Le franchisé fait appel de cette décision.
Les magistrats d’appel décortiquent le dossier
La cour d’appel de Paris (Pôle 1, chambre 2), infirme l’ordonnance de référé du tribunal de commerce.
Pour en décider ainsi, les magistrats se réfèrent d’abord au contrat d’affiliation concerné. Contrat qui prévoit qu’en “cas d’inexécution totale ou partielle de ses obligations par l’une des parties, l’autre partie pourra résilier de plein droit le contrat, sans indemnité ni préavis, après une mise en demeure par lettre recommandée avec avis de réception restée infructueuse pendant 15 jours”. La résiliation prenant effet par l’envoi d’une nouvelle lettre recommandée avec AR.
Les juges notent ensuite que “la mise en demeure adressée par le franchisé le 16 décembre 2022 (visait) à la fois la politique tarifaire du franchiseur et l’occultation par celui-ci de son magasin sur l’application de l’enseigne.”
Quant à la lettre de résiliation du franchisé, elle constatait que le franchiseur n’avait pas mis fin à sa politique de “ciseau tarifaire” dans le délai de 15 jours imparti. Constat d’huissier du 6 janvier 2023 à l’appui, auquel étaient joints deux autres constats datés des 22 et 24 novembre 2022.
Pour la cour d’appel, la pratique tarifaire du franchiseur est prohibée
Pour la cour d’appel de Paris, “la clause résolutoire (du contrat) a été formellement respectée” par le franchisé et “peu importe que (le franchiseur) ait répondu par une proposition de rencontre rapide”.
Par ailleurs, “le contrat d’affiliation qui lie les parties est soumis aux dispositions de droit commun”. En l’occurrence, “l’article 1104 du code civil qui dispose que les contrats doivent être négociés et exécutés de bonne foi”.
Or, souligne la cour, si le franchiseur nie dans sa lettre du 30 décembre 2022 pratiquer une politique de “ciseau tarifaire”, les constats d’huissier produits par le franchisé “sont de nature à fonder la résiliation au vu de cette pratique prohibée, qu’il n’appartient pas au juge des référés de trancher, mais qui, avec l’évidence requise en référé, paraît plausible.”

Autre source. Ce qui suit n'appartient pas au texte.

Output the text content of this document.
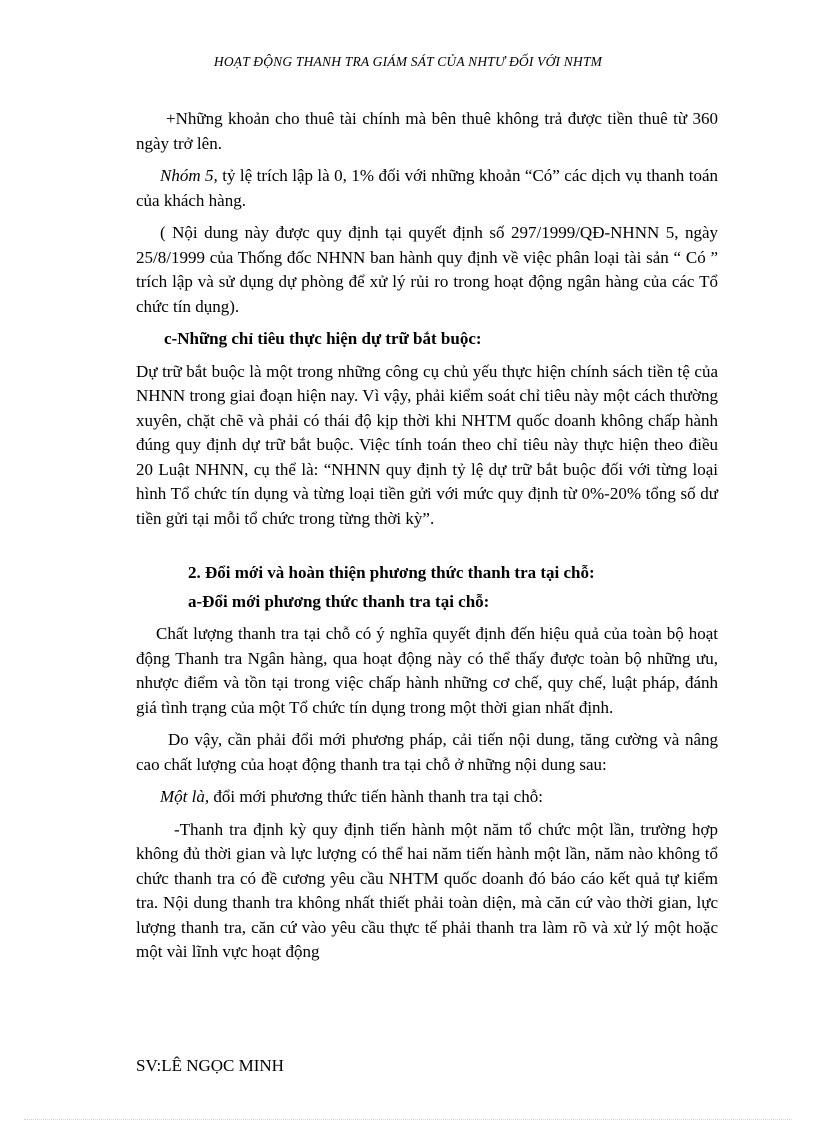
HOẠT ĐỘNG THANH TRA GIÁM SÁT CỦA NHTƯ ĐỐI VỚI NHTM

+Những khoản cho thuê tài chính mà bên thuê không trả được tiền thuê từ 360 ngày trở lên.

Nhóm 5, tỷ lệ trích lập là 0, 1% đối với những khoản “Có” các dịch vụ thanh toán của khách hàng.

( Nội dung này được quy định tại quyết định số 297/1999/QĐ-NHNN 5, ngày 25/8/1999 của Thống đốc NHNN ban hành quy định về việc phân loại tài sản “ Có ” trích lập và sử dụng dự phòng để xử lý rủi ro trong hoạt động ngân hàng của các Tổ chức tín dụng).

c-Những chỉ tiêu thực hiện dự trữ bắt buộc:

Dự trữ bắt buộc là một trong những công cụ chủ yếu thực hiện chính sách tiền tệ của NHNN trong giai đoạn hiện nay. Vì vậy, phải kiểm soát chỉ tiêu này một cách thường xuyên, chặt chẽ và phải có thái độ kịp thời khi NHTM quốc doanh không chấp hành đúng quy định dự trữ bắt buộc. Việc tính toán theo chỉ tiêu này thực hiện theo điều 20 Luật NHNN, cụ thể là: “NHNN quy định tỷ lệ dự trữ bắt buộc đối với từng loại hình Tổ chức tín dụng và từng loại tiền gửi với mức quy định từ 0%-20% tổng số dư tiền gửi tại mỗi tổ chức trong từng thời kỳ”.

2. Đổi mới và hoàn thiện phương thức thanh tra tại chỗ:

a-Đổi mới phương thức thanh tra tại chỗ:

Chất lượng thanh tra tại chỗ có ý nghĩa quyết định đến hiệu quả của toàn bộ hoạt động Thanh tra Ngân hàng, qua hoạt động này có thể thấy được toàn bộ những ưu, nhược điểm và tồn tại trong việc chấp hành những cơ chế, quy chế, luật pháp, đánh giá tình trạng của một Tổ chức tín dụng trong một thời gian nhất định.

Do vậy, cần phải đổi mới phương pháp, cải tiến nội dung, tăng cường và nâng cao chất lượng của hoạt động thanh tra tại chỗ ở những nội dung sau:

Một là, đổi mới phương thức tiến hành thanh tra tại chỗ:

-Thanh tra định kỳ quy định tiến hành một năm tổ chức một lần, trường hợp không đủ thời gian và lực lượng có thể hai năm tiến hành một lần, năm nào không tổ chức thanh tra có đề cương yêu cầu NHTM quốc doanh đó báo cáo kết quả tự kiểm tra. Nội dung thanh tra không nhất thiết phải toàn diện, mà căn cứ vào thời gian, lực lượng thanh tra, căn cứ vào yêu cầu thực tế phải thanh tra làm rõ và xử lý một hoặc một vài lĩnh vực hoạt động

SV:LÊ NGỌC MINH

“Ainsi, la reprise des relations contractuelles (…) est sérieusement susceptible d’entraîner une pratique prohibée au sens des articles L 420-2 du code de commerce et 102 du traité sur le fonctionnement de l’Union Européenne, voire des sanctions pécuniaires et à tout le moins de fonder la résolution du contrat aux torts (du franchiseur)”. “Étant observé que l’affilié a une obligation d’approvisionnement quasi-exclusif auprès du franchiseur, il se trouve incontestablement prisonnier d’une telle pratique”.
La cour relève enfin que le franchiseur “ne produit aucun élément contraire” et ne démontre pas non plus, contrairement à ce qu’il affirme, que la société franchisée aurait rompu abusivement le contrat d’affiliation pour rejoindre un réseau concurrent.

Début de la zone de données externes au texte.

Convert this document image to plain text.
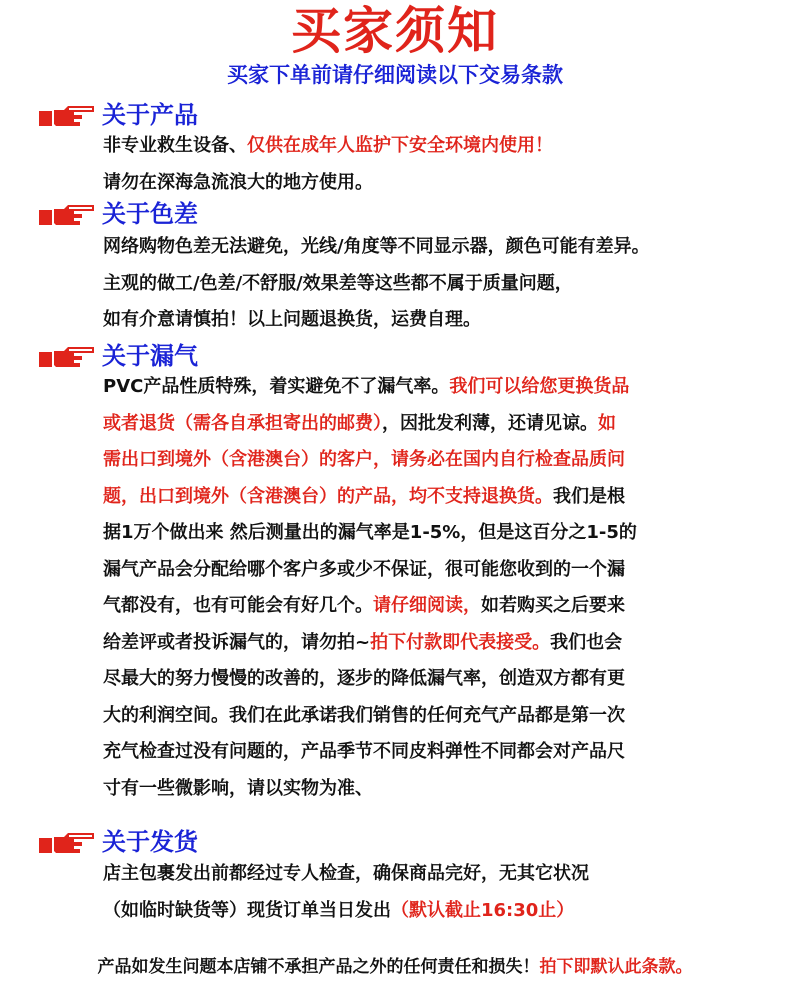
买家须知
买家下单前请仔细阅读以下交易条款
关于产品
非专业救生设备、仅供在成年人监护下安全环境内使用！
请勿在深海急流浪大的地方使用。
关于色差
网络购物色差无法避免，光线/角度等不同显示器，颜色可能有差异。
主观的做工/色差/不舒服/效果差等这些都不属于质量问题，
如有介意请慎拍！以上问题退换货，运费自理。
关于漏气
PVC产品性质特殊，着实避免不了漏气率。我们可以给您更换货品
或者退货（需各自承担寄出的邮费），因批发利薄，还请见谅。如
需出口到境外（含港澳台）的客户，请务必在国内自行检查品质问
题，出口到境外（含港澳台）的产品，均不支持退换货。我们是根
据1万个做出来 然后测量出的漏气率是1-5%，但是这百分之1-5的
漏气产品会分配给哪个客户多或少不保证，很可能您收到的一个漏
气都没有，也有可能会有好几个。请仔细阅读，如若购买之后要来
给差评或者投诉漏气的，请勿拍~拍下付款即代表接受。我们也会
尽最大的努力慢慢的改善的，逐步的降低漏气率，创造双方都有更
大的利润空间。我们在此承诺我们销售的任何充气产品都是第一次
充气检查过没有问题的，产品季节不同皮料弹性不同都会对产品尺
寸有一些微影响，请以实物为准、
关于发货
店主包裹发出前都经过专人检查，确保商品完好，无其它状况
（如临时缺货等）现货订单当日发出（默认截止16:30止）
产品如发生问题本店铺不承担产品之外的任何责任和损失！拍下即默认此条款。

Pour la cour, la résiliation anticipée du contrat par le franchisé n’a pas créé de trouble manifestement illicite
Conclusion de la cour : la résiliation unilatérale du contrat d’affiliation par le franchisé ne constitue pas une violation d’une règle de droit et donc “pas un trouble manifestement illicite.”
Tandis que, au contraire, la reprise forcée du contrat “est elle-même susceptible de constituer une illicéité manifeste”.
Par ailleurs, il apparaît que la société du franchiseur “ne fait état d’aucun péril économique lié à la perte d’un affilié, de sorte que l’existence d’un dommage imminent résultant de la résiliation anticipée du contrat d’affiliation n’est pas établie”.
La décision du 17 mars 2023 est par conséquent “infirmée en ce qu’elle a ordonné la reprise des relations contractuelles entre les parties”. Puisqu’il n’y a, selon la cour, “pas lieu à un référé sur ce point”.
La cour écarte également l’accusation de “rupture brutale” – le préavis qui a couru du 16 décembre 2022 au 13 février 2023 étant, selon elle, “largement suffisant”-. Sur ce point non plus, il n’y a pas lieu à référé.
C’est donc l’ensemble des demandes du franchiseur devant la cour d’appel qui est rejeté.